The PH stainless steel family can be divided into three main types – low carbon martensite, semi-austenite and austenite. They are used in the oil & gas, nuclear and aerospace industries where high strength, corrosion resistance and low but acceptable toughness are required, and special uses include high-speed applications such as turbine blades.
17-4 PH stainless steel plate is easy to produce and process, which greatly saves costs. Engineers around the world rely on this PH stainless steel to solve pressing problems in product design, manufacturing and processing. High strength and medium corrosion resistance castings are also typical uses of 17-4 stainless steel.

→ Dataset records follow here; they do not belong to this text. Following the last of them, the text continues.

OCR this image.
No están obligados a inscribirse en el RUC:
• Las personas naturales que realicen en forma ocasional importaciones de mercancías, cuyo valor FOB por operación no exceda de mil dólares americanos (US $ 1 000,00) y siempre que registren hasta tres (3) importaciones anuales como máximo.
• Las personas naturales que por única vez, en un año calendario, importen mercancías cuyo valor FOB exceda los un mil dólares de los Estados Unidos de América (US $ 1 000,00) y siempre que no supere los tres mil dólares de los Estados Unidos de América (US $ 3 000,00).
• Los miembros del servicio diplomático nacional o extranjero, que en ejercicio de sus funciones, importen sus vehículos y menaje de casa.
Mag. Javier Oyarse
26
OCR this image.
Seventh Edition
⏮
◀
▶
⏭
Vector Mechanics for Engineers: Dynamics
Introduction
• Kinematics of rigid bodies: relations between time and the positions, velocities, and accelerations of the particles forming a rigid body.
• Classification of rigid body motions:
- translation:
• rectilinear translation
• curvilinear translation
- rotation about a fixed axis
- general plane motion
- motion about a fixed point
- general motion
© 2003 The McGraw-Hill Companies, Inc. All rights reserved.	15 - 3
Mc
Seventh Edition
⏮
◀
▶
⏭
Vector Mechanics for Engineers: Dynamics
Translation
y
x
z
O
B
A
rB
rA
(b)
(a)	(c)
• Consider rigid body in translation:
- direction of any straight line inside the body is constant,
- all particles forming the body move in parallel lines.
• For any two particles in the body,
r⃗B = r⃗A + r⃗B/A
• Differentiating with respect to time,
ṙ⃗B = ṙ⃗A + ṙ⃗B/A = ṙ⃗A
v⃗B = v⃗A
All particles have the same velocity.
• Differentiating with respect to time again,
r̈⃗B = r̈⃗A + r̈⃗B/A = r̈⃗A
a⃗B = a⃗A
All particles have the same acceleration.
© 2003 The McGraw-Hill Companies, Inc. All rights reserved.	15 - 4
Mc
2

The required strength and toughness can be controlled by the temperature range during the heat treatment process.
Impressive range of products
The stainless steel range is impressive and expanding, mainly due to its wide range of uses, even under extreme environmental conditions. From 2019 to 2027, the global market is expected to grow at a CAGR of 6.3% and reach $182.1 billion by 2027. With the growth of per capita stainless steel consumption, the increase in demand and production will benefit it greatly. Stainless steel is truly the metal of the future because of its iconic applications.